Charles Dickens: Bleak House

41. CHAPTER XLI: In Mr. Tulkinghorn's Room (continued)

As he paces the leads with his eyes most probably as high above his thoughts as they are high above the earth, he is suddenly stopped in passing the window by two eyes that meet his own. The ceiling of his room is rather low; and the upper part of the door, which is opposite the window, is of glass. There is an inner baize door, too, but the night being warm he did not close it when he came upstairs. These eyes that meet his own are looking in through the glass from the corridor outside. He knows them well. The blood has not flushed into his face so suddenly and redly for many a long year as when he recognizes Lady Dedlock.

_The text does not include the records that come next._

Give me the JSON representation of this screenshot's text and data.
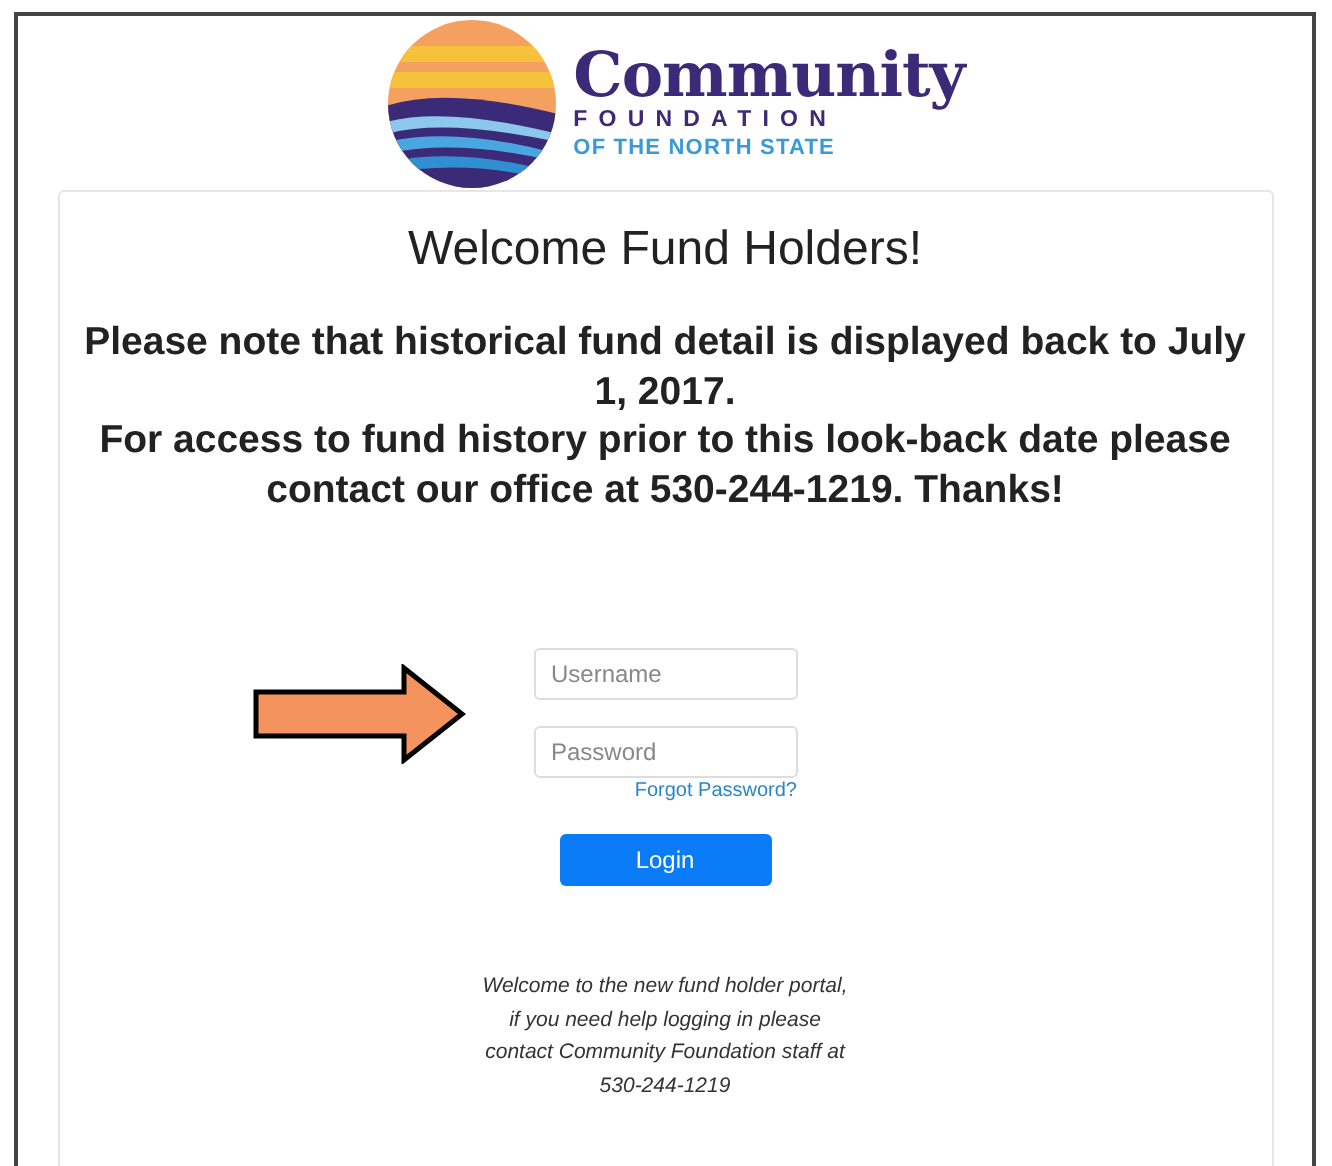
{
  "logo": {
    "name": "Community",
    "line_2": "FOUNDATION",
    "line_3": "OF THE NORTH STATE"
  },
  "title": "Welcome Fund Holders!",
  "notice": [
    "Please note that **historical fund detail is displayed back to July 1, 2017**.",
    "For access to fund history prior to this look-back date please contact our office at 530-244-1219. Thanks!"
  ],
  "form": {
    "username": {
      "placeholder": "Username"
    },
    "password": {
      "placeholder": "Password"
    },
    "forgot_link": "Forgot Password?",
    "login_button": "Login"
  },
  "footer_note": "Welcome to the new fund holder portal, if you need help logging in please contact Community Foundation staff at 530-244-1219"
}
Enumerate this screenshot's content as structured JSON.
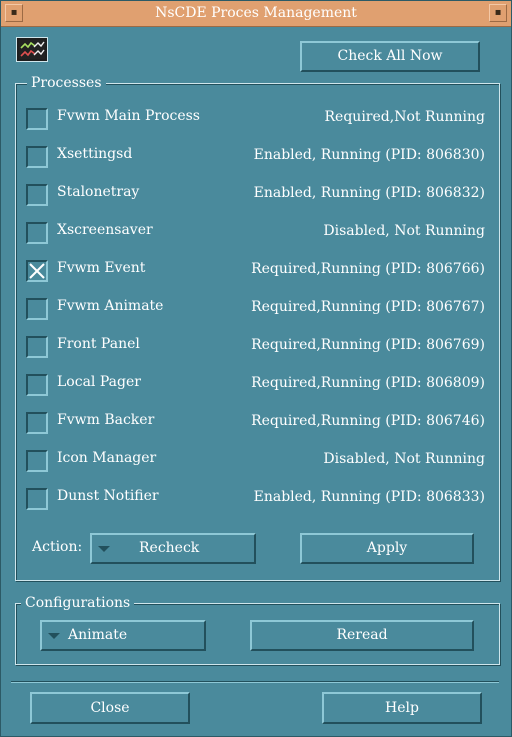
{
  "window": {
    "title": "NsCDE Proces Management",
    "min_btn": "▪",
    "max_btn": "▪"
  },
  "toolbar": {
    "check_all_label": "Check All Now"
  },
  "processes": {
    "legend": "Processes",
    "rows": [
      {
        "name": "Fvwm Main Process",
        "status": "Required,Not Running",
        "checked": false
      },
      {
        "name": "Xsettingsd",
        "status": "Enabled, Running (PID: 806830)",
        "checked": false
      },
      {
        "name": "Stalonetray",
        "status": "Enabled, Running (PID: 806832)",
        "checked": false
      },
      {
        "name": "Xscreensaver",
        "status": "Disabled, Not Running",
        "checked": false
      },
      {
        "name": "Fvwm Event",
        "status": "Required,Running (PID: 806766)",
        "checked": true
      },
      {
        "name": "Fvwm Animate",
        "status": "Required,Running (PID: 806767)",
        "checked": false
      },
      {
        "name": "Front Panel",
        "status": "Required,Running (PID: 806769)",
        "checked": false
      },
      {
        "name": "Local Pager",
        "status": "Required,Running (PID: 806809)",
        "checked": false
      },
      {
        "name": "Fvwm Backer",
        "status": "Required,Running (PID: 806746)",
        "checked": false
      },
      {
        "name": "Icon Manager",
        "status": "Disabled, Not Running",
        "checked": false
      },
      {
        "name": "Dunst Notifier",
        "status": "Enabled, Running (PID: 806833)",
        "checked": false
      }
    ],
    "action_label": "Action:",
    "action_value": "Recheck",
    "apply_label": "Apply"
  },
  "configurations": {
    "legend": "Configurations",
    "select_value": "Animate",
    "reread_label": "Reread"
  },
  "footer": {
    "close_label": "Close",
    "help_label": "Help"
  }
}
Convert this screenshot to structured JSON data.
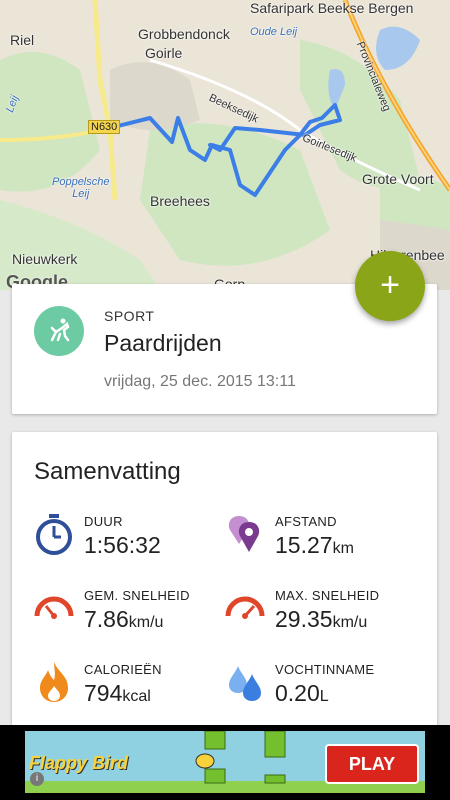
{
  "map": {
    "labels": {
      "safaripark": "Safaripark Beekse Bergen",
      "riel": "Riel",
      "grobbendonck": "Grobbendonck",
      "goirle": "Goirle",
      "oude_leij": "Oude Leij",
      "provincialeweg": "Provincialeweg",
      "leij": "Leij",
      "beeksedijk": "Beeksedijk",
      "goirlesedijk": "Goirlesedijk",
      "poppelsche_leij": "Poppelsche\nLeij",
      "grote_voort": "Grote Voort",
      "breehees": "Breehees",
      "nieuwkerk": "Nieuwkerk",
      "hilvarenbeek": "Hilvarenbee",
      "gorp": "Gorp"
    },
    "road_sign": "N630",
    "google_logo": "Google"
  },
  "fab": {
    "label": "+"
  },
  "sport": {
    "label": "SPORT",
    "name": "Paardrijden",
    "date": "vrijdag, 25 dec. 2015 13:11",
    "icon": "horse-riding-icon"
  },
  "summary": {
    "title": "Samenvatting",
    "stats": [
      {
        "label": "DUUR",
        "value": "1:56:32",
        "unit": "",
        "icon": "stopwatch-icon",
        "color": "#2f4f99"
      },
      {
        "label": "AFSTAND",
        "value": "15.27",
        "unit": "km",
        "icon": "location-pins-icon",
        "color": "#7a3a8f"
      },
      {
        "label": "GEM. SNELHEID",
        "value": "7.86",
        "unit": "km/u",
        "icon": "speedometer-icon",
        "color": "#e0462a"
      },
      {
        "label": "MAX. SNELHEID",
        "value": "29.35",
        "unit": "km/u",
        "icon": "speedometer-max-icon",
        "color": "#e0462a"
      },
      {
        "label": "CALORIEËN",
        "value": "794",
        "unit": "kcal",
        "icon": "flame-icon",
        "color": "#f08a1c"
      },
      {
        "label": "VOCHTINNAME",
        "value": "0.20",
        "unit": "L",
        "icon": "water-drops-icon",
        "color": "#3a7fe0"
      }
    ]
  },
  "ad": {
    "logo": "Flappy Bird",
    "play": "PLAY",
    "info": "i"
  }
}
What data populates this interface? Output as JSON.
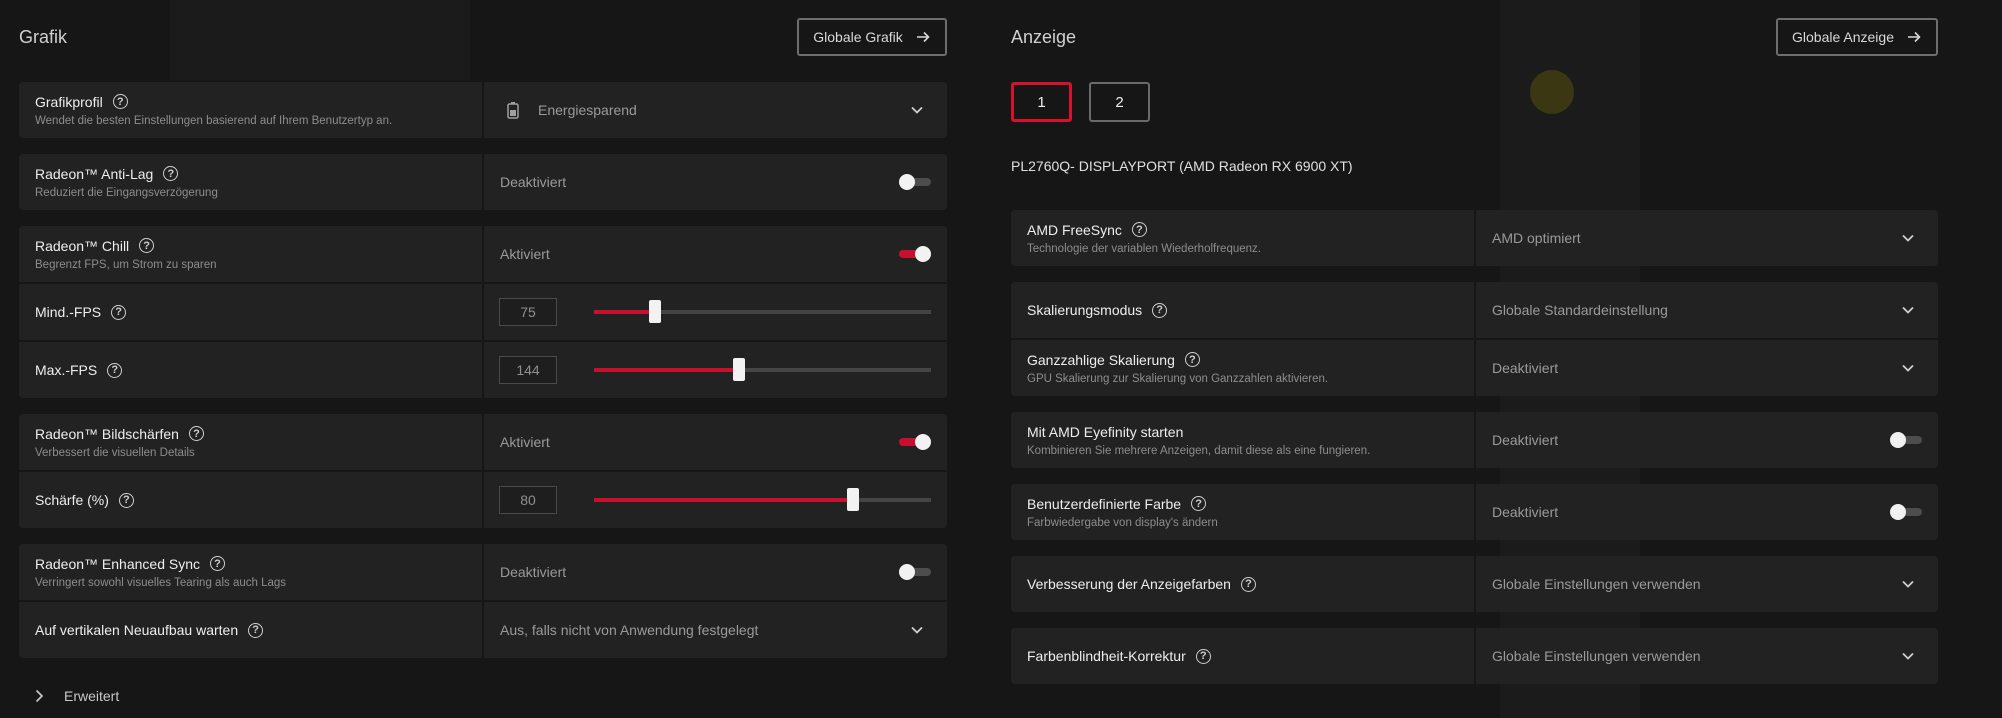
{
  "graphics": {
    "title": "Grafik",
    "global_button": "Globale Grafik",
    "profile": {
      "label": "Grafikprofil",
      "desc": "Wendet die besten Einstellungen basierend auf Ihrem Benutzertyp an.",
      "value": "Energiesparend"
    },
    "anti_lag": {
      "label": "Radeon™ Anti-Lag",
      "desc": "Reduziert die Eingangsverzögerung",
      "value": "Deaktiviert",
      "enabled": false
    },
    "chill": {
      "label": "Radeon™ Chill",
      "desc": "Begrenzt FPS, um Strom zu sparen",
      "value": "Aktiviert",
      "enabled": true,
      "min_fps": {
        "label": "Mind.-FPS",
        "value": "75",
        "fraction": 0.18
      },
      "max_fps": {
        "label": "Max.-FPS",
        "value": "144",
        "fraction": 0.43
      }
    },
    "sharpening": {
      "label": "Radeon™ Bildschärfen",
      "desc": "Verbessert die visuellen Details",
      "value": "Aktiviert",
      "enabled": true,
      "sharpness": {
        "label": "Schärfe (%)",
        "value": "80",
        "fraction": 0.77
      }
    },
    "enhanced_sync": {
      "label": "Radeon™ Enhanced Sync",
      "desc": "Verringert sowohl visuelles Tearing als auch Lags",
      "value": "Deaktiviert",
      "enabled": false
    },
    "vsync": {
      "label": "Auf vertikalen Neuaufbau warten",
      "value": "Aus, falls nicht von Anwendung festgelegt"
    },
    "advanced": "Erweitert"
  },
  "display": {
    "title": "Anzeige",
    "global_button": "Globale Anzeige",
    "displays": [
      "1",
      "2"
    ],
    "monitor_name": "PL2760Q- DISPLAYPORT (AMD Radeon RX 6900 XT)",
    "freesync": {
      "label": "AMD FreeSync",
      "desc": "Technologie der variablen Wiederholfrequenz.",
      "value": "AMD optimiert"
    },
    "scaling_mode": {
      "label": "Skalierungsmodus",
      "value": "Globale Standardeinstellung"
    },
    "integer_scaling": {
      "label": "Ganzzahlige Skalierung",
      "desc": "GPU Skalierung zur Skalierung von Ganzzahlen aktivieren.",
      "value": "Deaktiviert"
    },
    "eyefinity": {
      "label": "Mit AMD Eyefinity starten",
      "desc": "Kombinieren Sie mehrere Anzeigen, damit diese als eine fungieren.",
      "value": "Deaktiviert",
      "enabled": false
    },
    "custom_color": {
      "label": "Benutzerdefinierte Farbe",
      "desc": "Farbwiedergabe von display's ändern",
      "value": "Deaktiviert",
      "enabled": false
    },
    "color_enhancement": {
      "label": "Verbesserung der Anzeigefarben",
      "value": "Globale Einstellungen verwenden"
    },
    "color_blindness": {
      "label": "Farbenblindheit-Korrektur",
      "value": "Globale Einstellungen verwenden"
    }
  },
  "colors": {
    "accent": "#c8102e",
    "panel": "#222222",
    "background": "#161616"
  }
}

He steps into the room, and she comes in too, closing both the doors behind her. There is a wild disturbance--is it fear or anger?--in her eyes. In her carriage and all else she looks as she looked downstairs two hours ago.

Is it fear or is it anger now? He cannot be sure. Both might be as pale, both as intent.

"Lady Dedlock?"

She does not speak at first, nor even when she has slowly dropped into the easy-chair by the table. They look at each other, like two pictures.

"Why have you told my story to so many persons?"

"Lady Dedlock, it was necessary for me to inform you that I knew it."

"How long have you known it?"

"I have suspected it a long while--fully known it a little while."

"Months?"

"Days."

He stands before her with one hand on a chair-back and the other in his old-fashioned waistcoat and shirt-frill, exactly as he has stood before her at any time since her marriage. The same formal politeness, the same composed deference that might as well be defiance; the whole man the same dark, cold object, at the same distance, which nothing has ever diminished.